Despite carbon uncertainties, regenerating the forest provides benefits to the ecosystem and global climate and also to the local communities who rely on it, says Shinde.
In 2015, the Brazilian government pledged to restore 12 million ha (about 30 million acres) of native vegetation in the Amazon by 2030 as part of the Paris Agreement. But under former President Jair Bolsonaro, deforestation rose by nearly 60%. The lush lands of the Amazon are in high demand for cattle ranching and soy plantations, largely encouraged by Bolsonaro and pro-agribusiness lawmakers, leading to the clearing of forests. In 2022, scientists estimated that more than 13% of the Amazon’s original old-growth forest was gone, a chunk of land bigger than double the size of California.
Now, Brazil’s new president, Luiz Inácio Lula da Silva, promised to restore environmental policies, forests destroyed in recent years and the Paris Agreement reforestation goals.
But, “Not all trees are equal,” says Shinde. Plantations with expanses of single native species used for agriculture, like oil palm, also count toward reforestation goals. But their benefits can’t compare to secondary forests, which attempt to mimic the diverse old-growth trees once there, says Shinde.

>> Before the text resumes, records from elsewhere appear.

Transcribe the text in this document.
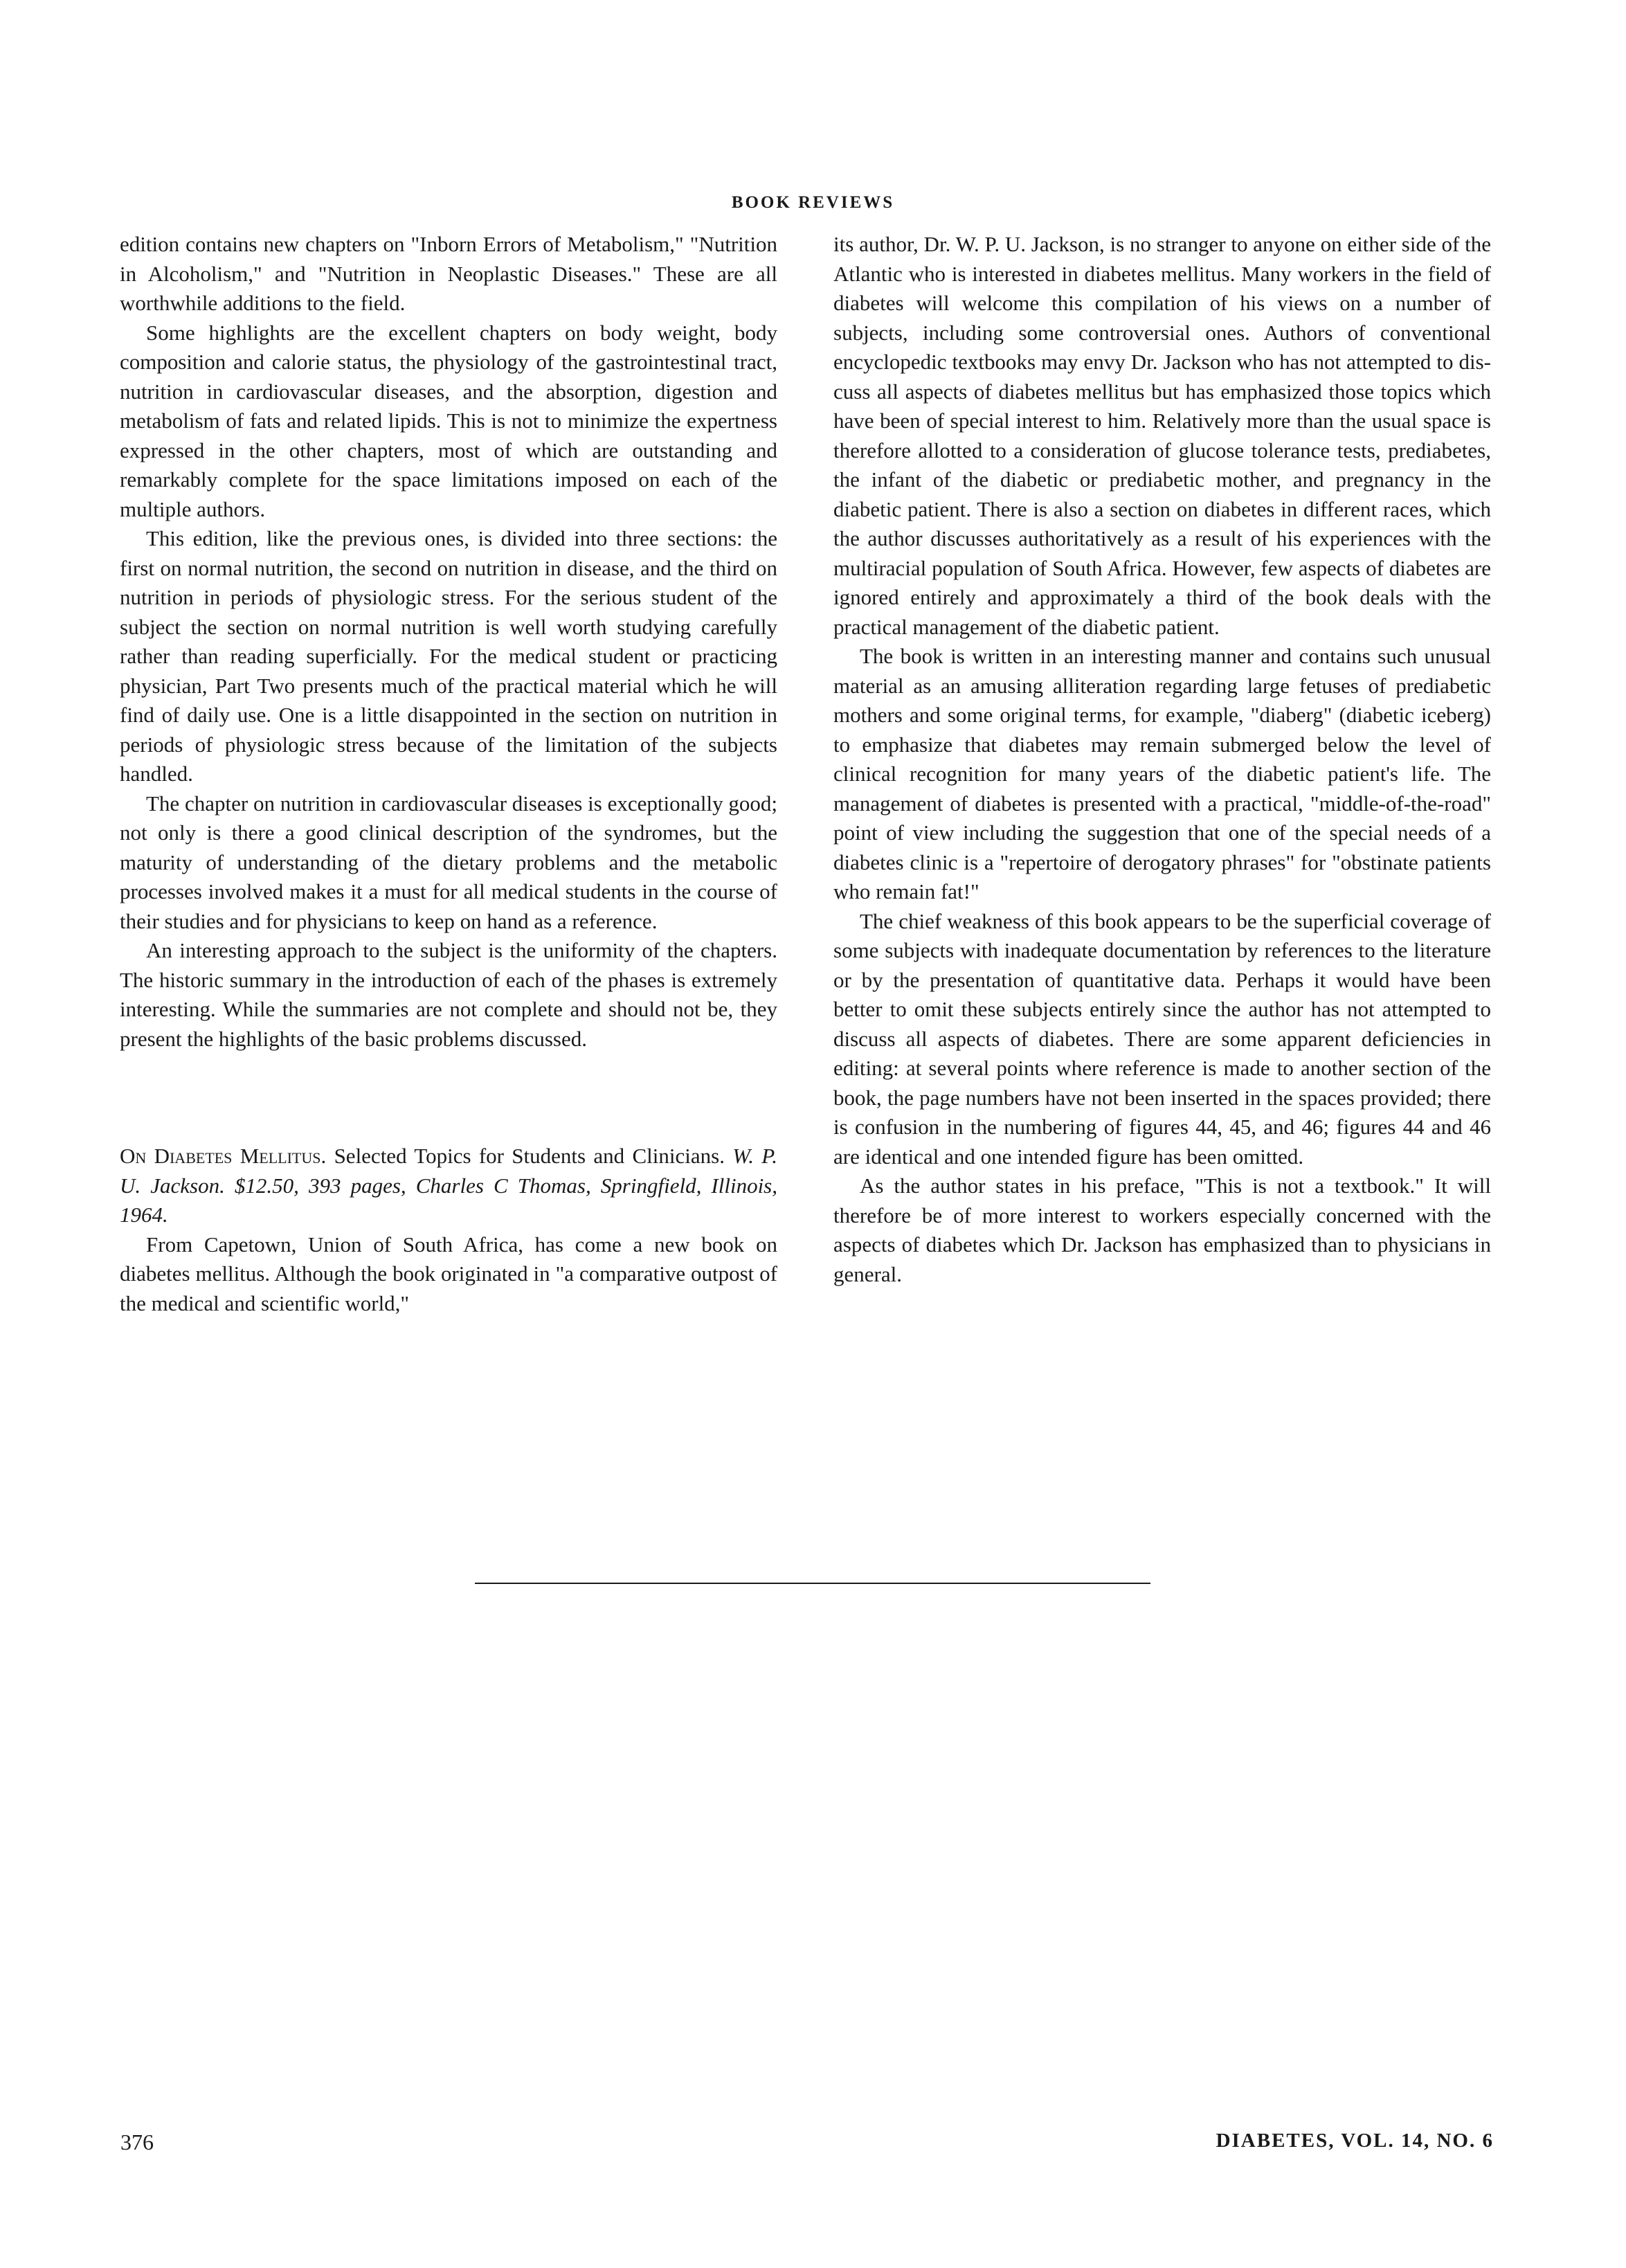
BOOK REVIEWS

edition contains new chapters on "Inborn Errors of Metabolism," "Nutrition in Alcoholism," and "Nutrition in Neoplastic Diseases." These are all worthwhile additions to the field.

Some highlights are the excellent chapters on body weight, body composition and calorie status, the physiology of the gastrointestinal tract, nutrition in cardiovascular diseases, and the absorption, digestion and metabolism of fats and related lipids. This is not to minimize the expertness expressed in the other chapters, most of which are outstanding and remarkably complete for the space limitations imposed on each of the multiple authors.

This edition, like the previous ones, is divided into three sections: the first on normal nutrition, the second on nutrition in disease, and the third on nutrition in periods of physiologic stress. For the serious student of the subject the section on normal nutrition is well worth studying carefully rather than reading superficially. For the medical student or practicing physician, Part Two presents much of the practical material which he will find of daily use. One is a little disappointed in the section on nutrition in periods of physiologic stress because of the limitation of the subjects handled.

The chapter on nutrition in cardiovascular diseases is exceptionally good; not only is there a good clinical description of the syndromes, but the maturity of understanding of the dietary problems and the metabolic processes involved makes it a must for all medical students in the course of their studies and for physicians to keep on hand as a reference.

An interesting approach to the subject is the uniformity of the chapters. The historic summary in the introduction of each of the phases is extremely interesting. While the summaries are not complete and should not be, they present the highlights of the basic problems discussed.

On Diabetes Mellitus. Selected Topics for Students and Clinicians. W. P. U. Jackson. $12.50, 393 pages, Charles C Thomas, Springfield, Illinois, 1964.

From Capetown, Union of South Africa, has come a new book on diabetes mellitus. Although the book originated in "a comparative outpost of the medical and scientific world,"

its author, Dr. W. P. U. Jackson, is no stranger to anyone on either side of the Atlantic who is interested in diabetes mellitus. Many workers in the field of diabetes will welcome this compilation of his views on a number of subjects, including some controversial ones. Authors of conventional encyclopedic textbooks may envy Dr. Jackson who has not attempted to discuss all aspects of diabetes mellitus but has emphasized those topics which have been of special interest to him. Relatively more than the usual space is therefore allotted to a consideration of glucose tolerance tests, prediabetes, the infant of the diabetic or prediabetic mother, and pregnancy in the diabetic patient. There is also a section on diabetes in different races, which the author discusses authoritatively as a result of his experiences with the multiracial population of South Africa. However, few aspects of diabetes are ignored entirely and approximately a third of the book deals with the practical management of the diabetic patient.

The book is written in an interesting manner and contains such unusual material as an amusing alliteration regarding large fetuses of prediabetic mothers and some original terms, for example, "diaberg" (diabetic iceberg) to emphasize that diabetes may remain submerged below the level of clinical recognition for many years of the diabetic patient's life. The management of diabetes is presented with a practical, "middle-of-the-road" point of view including the suggestion that one of the special needs of a diabetes clinic is a "repertoire of derogatory phrases" for "obstinate patients who remain fat!"

The chief weakness of this book appears to be the superficial coverage of some subjects with inadequate documentation by references to the literature or by the presentation of quantitative data. Perhaps it would have been better to omit these subjects entirely since the author has not attempted to discuss all aspects of diabetes. There are some apparent deficiencies in editing: at several points where reference is made to another section of the book, the page numbers have not been inserted in the spaces provided; there is confusion in the numbering of figures 44, 45, and 46; figures 44 and 46 are identical and one intended figure has been omitted.

As the author states in his preface, "This is not a textbook." It will therefore be of more interest to workers especially concerned with the aspects of diabetes which Dr. Jackson has emphasized than to physicians in general.

376	DIABETES, VOL. 14, NO. 6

The authors hope their findings can drive policies that encourage the tenure of Indigenous territories in Amazonia. “If Brazil wants to reach its climate goals, these are actually really good policies to pursue,” says Baragwanath. At the moment, there are 726 Indigenous territories in Brazil covering 23% of Brazil’s swath of the Amazon, while 487 are tenured. President Lula says he is committed to recognizing more territories during his administration.
But some argue that secondary forests are taking too much of the limelight. The study’s emphasis on secondary forests neglects the real issue at hand in the Amazon: stopping deforestation, says biologist Philip Fearnside, head researcher at the National Institute for Amazonian Research who was not involved in this study.
“This restoration in different deforested areas is a glorified detour,” says Fearnside. “You’re doing something but not actually facing the deforestation problem.” But, he says, reforestation is a more appealing solution than protecting the old-growth forest still there.
“If you restore a few hectares of forests, you can go and make a video clip of trees with smiling children and so forth,” argues Fearnside. “You have something to show, whereas if you’ve done something that changed the policy that has produced deforestation somewhere you don’t have anything concrete to go and show for it.”
Baragwanath agrees that deforestation should be the first and foremost concern, pointing to her 2020 publication on the value of Indigenous territories in preventing deforestation. But she says this recent study, among others, shows the important role secondary forests also play.
“If you can enact one policy that does both things at the same time, that’s even better than doing a policy that only does one thing,” says Baragwanath. “What we’re doing in the second paper is actually measuring even other positive effects of granting tenure, which hasn’t been considered before, but actually are quite sizable as well.”
Shinde also agrees that deforestation is a top concern and that restoration and stopping deforestation can go “hand in hand.” “Even small patches of secondary forests can help combat climate change and improve biodiversity,” says Shinde, referencing this 2019 study in Global Change Biology.
“But I totally agree that if you were a policymaker, and you had a budget, you would 100% first want to focus on policies that target deforestation,” says Baragwanath.